RSS will be big eventually for a number of reasons:
1. RSS is a huge time-saver. I use NewsGator's add-on aggregator for Outlook, which collects updates to RSS feeds from blogs, news sources, and other things I subscribe to. I can plow through a month's worth of stuff I try to keep up with for both professional and personal reasons in just a couple of hours.
2. RSS is spam-free (although Google has now filed for a patent on including ads in RSS Feeds). You opt into what you want to see, rather than having it pushed at you. Over time, this will allow further tightening of spam filters. This will accelerate the adoption of RSS, on both the user side as well as on the commercial side as marketers respond to this adoption, and the concurrent decline in the effectiveness of email.
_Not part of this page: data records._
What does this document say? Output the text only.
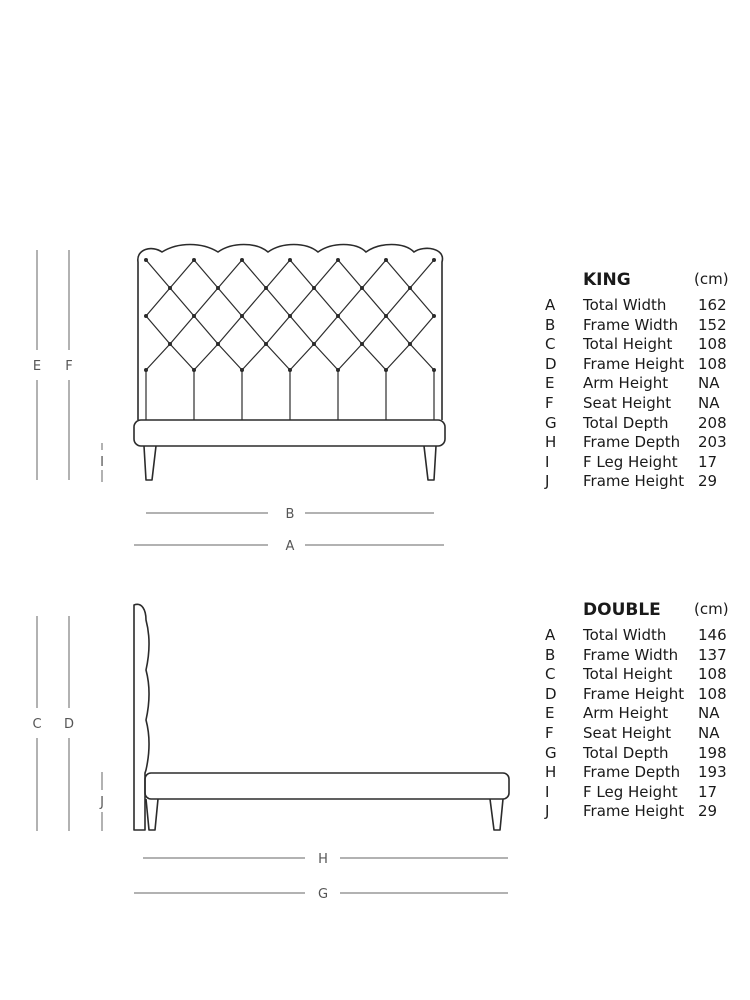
E F
I
B
A
C D
J
H
G
KING	(cm)
A	Total Width	162
B	Frame Width	152
C	Total Height	108
D	Frame Height 108
E	Arm Height	NA
F	Seat Height	NA
G	Total Depth	208
H	Frame Depth	203
I	F Leg Height	17
J	Frame Height 29
DOUBLE (cm)
A	Total Width	146
B	Frame Width	137
C	Total Height	108
D	Frame Height 108
E	Arm Height	NA
F	Seat Height	NA
G	Total Depth	198
H	Frame Depth	193
I	F Leg Height	17
J	Frame Height 29
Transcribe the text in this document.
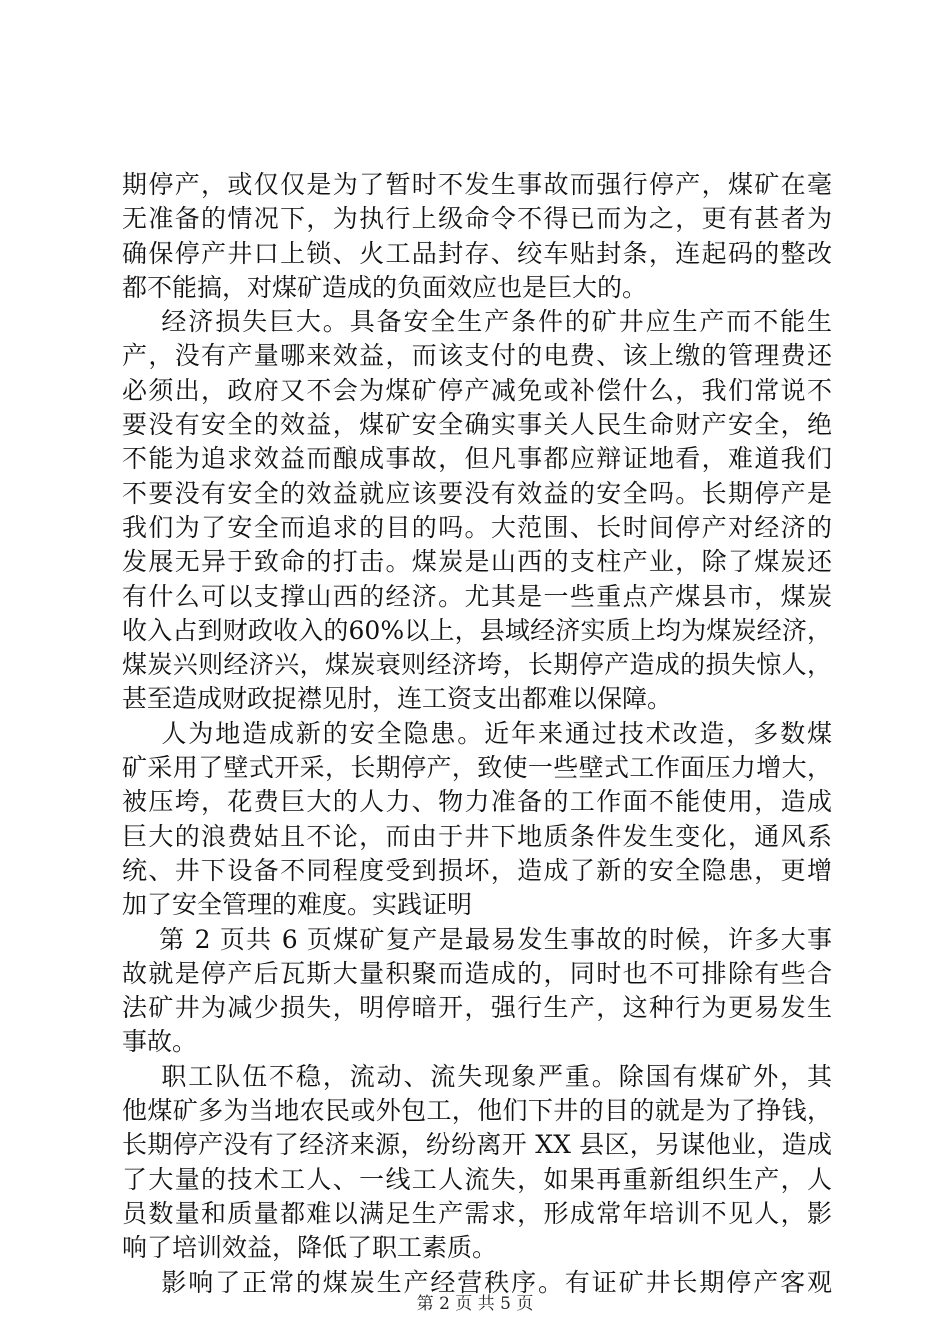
期停产，或仅仅是为了暂时不发生事故而强行停产，煤矿在毫
无准备的情况下，为执行上级命令不得已而为之，更有甚者为
确保停产井口上锁、火工品封存、绞车贴封条，连起码的整改
都不能搞，对煤矿造成的负面效应也是巨大的。
经济损失巨大。具备安全生产条件的矿井应生产而不能生
产，没有产量哪来效益，而该支付的电费、该上缴的管理费还
必须出，政府又不会为煤矿停产减免或补偿什么，我们常说不
要没有安全的效益，煤矿安全确实事关人民生命财产安全，绝
不能为追求效益而酿成事故，但凡事都应辩证地看，难道我们
不要没有安全的效益就应该要没有效益的安全吗。长期停产是
我们为了安全而追求的目的吗。大范围、长时间停产对经济的
发展无异于致命的打击。煤炭是山西的支柱产业，除了煤炭还
有什么可以支撑山西的经济。尤其是一些重点产煤县市，煤炭
收入占到财政收入的60%以上，县域经济实质上均为煤炭经济，
煤炭兴则经济兴，煤炭衰则经济垮，长期停产造成的损失惊人，
甚至造成财政捉襟见肘，连工资支出都难以保障。
人为地造成新的安全隐患。近年来通过技术改造，多数煤
矿采用了壁式开采，长期停产，致使一些壁式工作面压力增大，
被压垮，花费巨大的人力、物力准备的工作面不能使用，造成
巨大的浪费姑且不论，而由于井下地质条件发生变化，通风系
统、井下设备不同程度受到损坏，造成了新的安全隐患，更增
加了安全管理的难度。实践证明
第 2 页共 6 页煤矿复产是最易发生事故的时候，许多大事
故就是停产后瓦斯大量积聚而造成的，同时也不可排除有些合
法矿井为减少损失，明停暗开，强行生产，这种行为更易发生
事故。
职工队伍不稳，流动、流失现象严重。除国有煤矿外，其
他煤矿多为当地农民或外包工，他们下井的目的就是为了挣钱，
长期停产没有了经济来源，纷纷离开 XX 县区，另谋他业，造成
了大量的技术工人、一线工人流失，如果再重新组织生产，人
员数量和质量都难以满足生产需求，形成常年培训不见人，影
响了培训效益，降低了职工素质。
影响了正常的煤炭生产经营秩序。有证矿井长期停产客观
第 2 页 共 5 页
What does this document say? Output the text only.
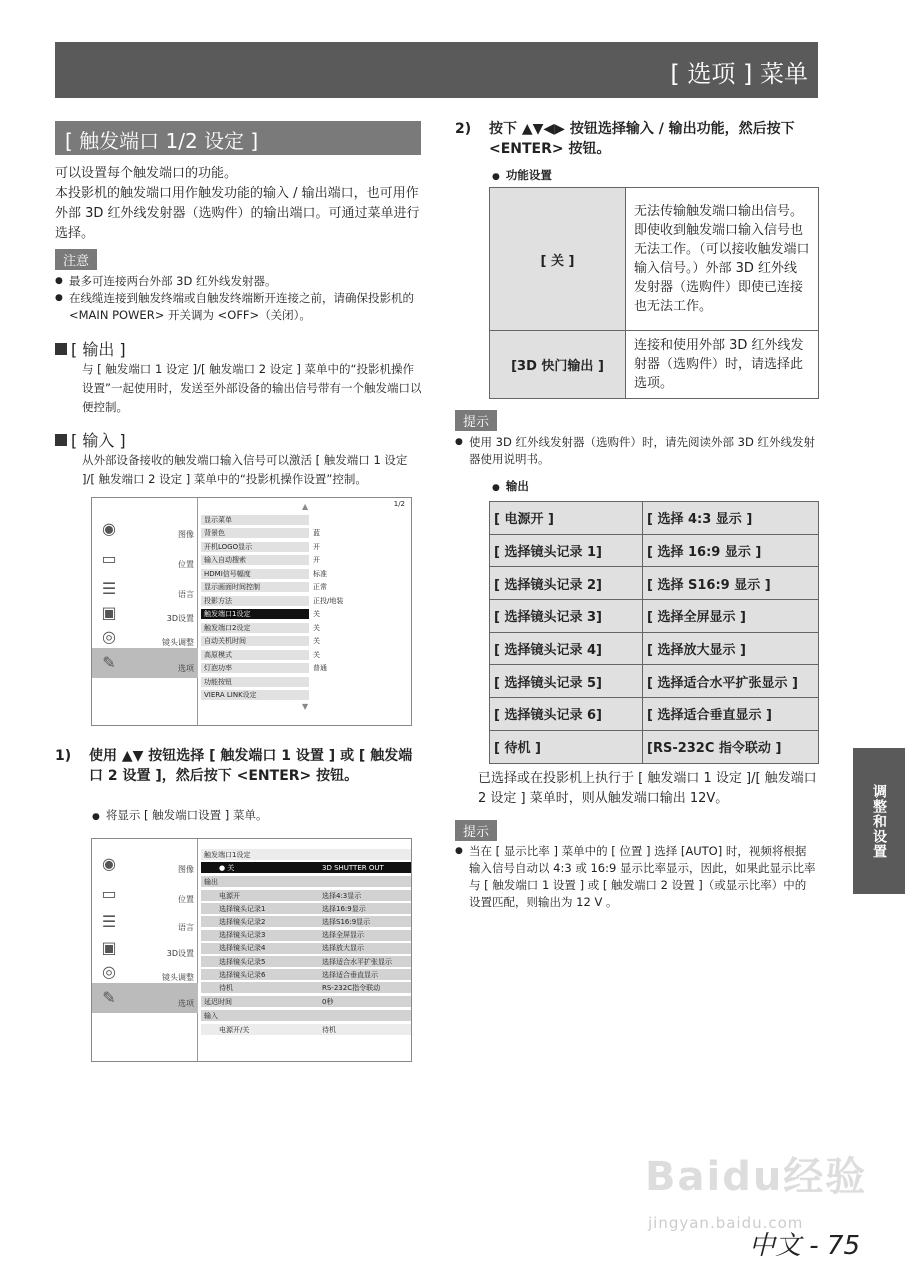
[ 选项 ] 菜单
调整和设置
[ 触发端口 1/2 设定 ]

可以设置每个触发端口的功能。

本投影机的触发端口用作触发功能的输入 / 输出端口，也可用作外部 3D 红外线发射器（选购件）的输出端口。可通过菜单进行选择。

注意
● 最多可连接两台外部 3D 红外线发射器。
● 在线缆连接到触发终端或自触发终端断开连接之前，请确保投影机的 <MAIN POWER> 开关调为 <OFF>（关闭）。
[ 输出 ]
与 [ 触发端口 1 设定 ]/[ 触发端口 2 设定 ] 菜单中的“投影机操作设置”一起使用时，发送至外部设备的输出信号带有一个触发端口以便控制。
[ 输入 ]
从外部设备接收的触发端口输入信号可以激活 [ 触发端口 1 设定 ]/[ 触发端口 2 设定 ] 菜单中的“投影机操作设置”控制。
◉	图像
▭	位置
☰	语言
▣	3D设置
◎	镜头调整
✎	选项
▲	1/2
显示菜单
背景色	蓝
开机LOGO显示	开
输入自动搜索	开
HDMI信号幅度	标准
显示画面时间控制	正常
投影方法	正投/地装
触发端口1设定	关
触发端口2设定	关
自动关机时间	关
高原模式	关
灯泡功率	普通
功能按钮
VIERA LINK设定
▼
1)	使用 ▲▼ 按钮选择 [ 触发端口 1 设置 ] 或 [ 触发端口 2 设置 ]，然后按下 <ENTER> 按钮。
● 将显示 [ 触发端口设置 ] 菜单。
◉	图像
▭	位置
☰	语言
▣	3D设置
◎	镜头调整
✎	选项
触发端口1设定
● 关	3D SHUTTER OUT
输出
电源开	选择4:3显示
选择镜头记录1	选择16:9显示
选择镜头记录2	选择S16:9显示
选择镜头记录3	选择全屏显示
选择镜头记录4	选择放大显示
选择镜头记录5	选择适合水平扩张显示
选择镜头记录6	选择适合垂直显示
待机	RS-232C指令联动
延迟时间	0秒
输入
电源开/关	待机
2)	按下 ▲▼◀▶ 按钮选择输入 / 输出功能，然后按下 <ENTER> 按钮。
● 功能设置
[ 关 ]	无法传输触发端口输出信号。即使收到触发端口输入信号也无法工作。（可以接收触发端口输入信号。）外部 3D 红外线发射器（选购件）即使已连接也无法工作。
[3D 快门输出 ]	连接和使用外部 3D 红外线发射器（选购件）时，请选择此选项。
提示
● 使用 3D 红外线发射器（选购件）时，请先阅读外部 3D 红外线发射器使用说明书。
● 输出
[ 电源开 ]	[ 选择 4:3 显示 ]
[ 选择镜头记录 1]	[ 选择 16:9 显示 ]
[ 选择镜头记录 2]	[ 选择 S16:9 显示 ]
[ 选择镜头记录 3]	[ 选择全屏显示 ]
[ 选择镜头记录 4]	[ 选择放大显示 ]
[ 选择镜头记录 5]	[ 选择适合水平扩张显示 ]
[ 选择镜头记录 6]	[ 选择适合垂直显示 ]
[ 待机 ]	[RS-232C 指令联动 ]
已选择或在投影机上执行于 [ 触发端口 1 设定 ]/[ 触发端口 2 设定 ] 菜单时，则从触发端口输出 12V。
提示
● 当在 [ 显示比率 ] 菜单中的 [ 位置 ] 选择 [AUTO] 时，视频将根据输入信号自动以 4:3 或 16:9 显示比率显示，因此，如果此显示比率与 [ 触发端口 1 设置 ] 或 [ 触发端口 2 设置 ]（或显示比率）中的设置匹配，则输出为 12 V 。
Baidu经验
jingyan.baidu.com
中文 - 75
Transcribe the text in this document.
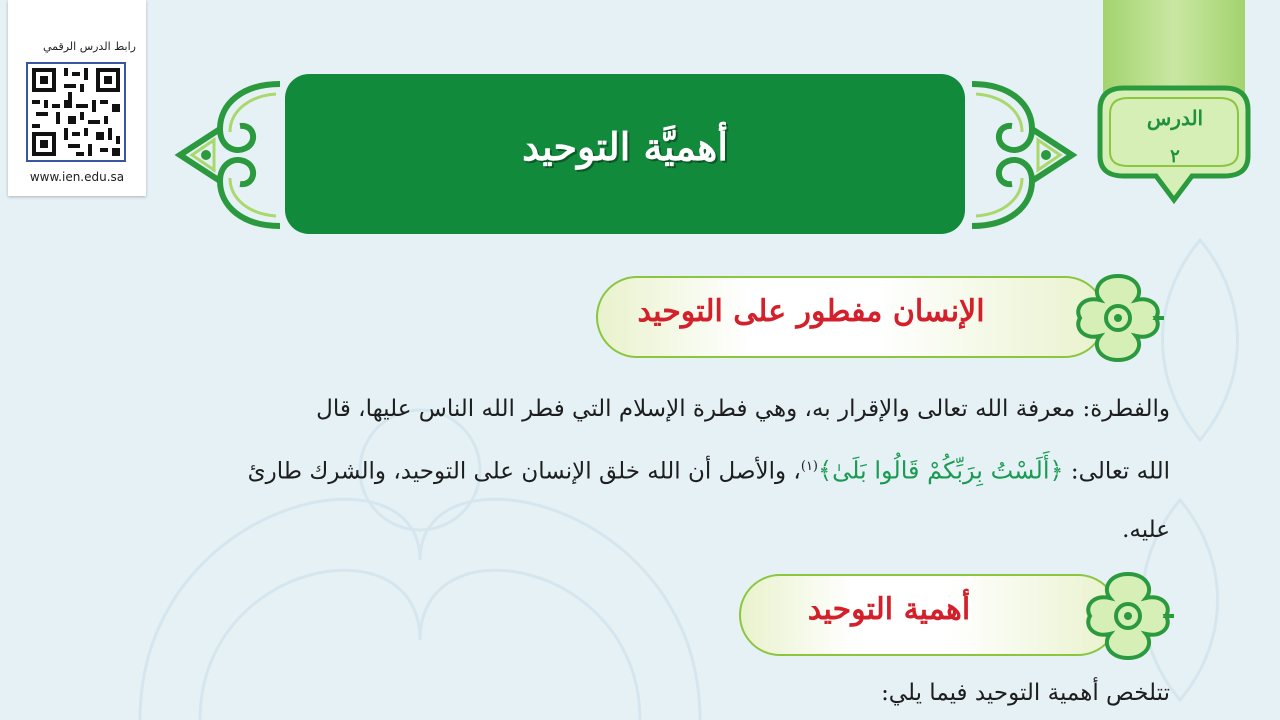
رابط الدرس الرقمي
www.ien.edu.sa
الدرس
٢
أهميَّة التوحيد
الإنسان مفطور على التوحيد

والفطرة: معرفة الله تعالى والإقرار به، وهي فطرة الإسلام التي فطر الله الناس عليها، قال

الله تعالى: ﴿أَلَسْتُ بِرَبِّكُمْ قَالُوا بَلَىٰ﴾$^{(١)}$، والأصل أن الله خلق الإنسان على التوحيد، والشرك طارئ

عليه.

أهمية التوحيد
تتلخص أهمية التوحيد فيما يلي:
3. There's lots of innovation going on here, and someone will break through. However, I think it will be extensions to RSS that will drive commercialization, more than efforts to leverage the existing standard. Success of these commercialization efforts will hinge not only on the intrinsic value of the extension idea, but on the popularization of the extension – i.e., the degree it becomes as popular as the underlying RSS standard.
4. Just as Apple just added podcast subscription support into its iTunes client, RSS subscription support is an obvious next feature for Outlook. Outlook's practically total market penetration provides lots of gasoline for when this match is struck.
Notwithstanding the value of #'s 1-3 above, it's really #4 that will be the key to adoption. My scan doesn't suggest Microsoft is moving too quickly on this, and others are skeptical too.
Basically, as easy as it is to buy and install NewsGator, and as useful as it is, doing so is still an "Affectation of the Digerati" :-) So, I figure it's still at least three years too soon for RSS as a mainstream channel for marketing and service.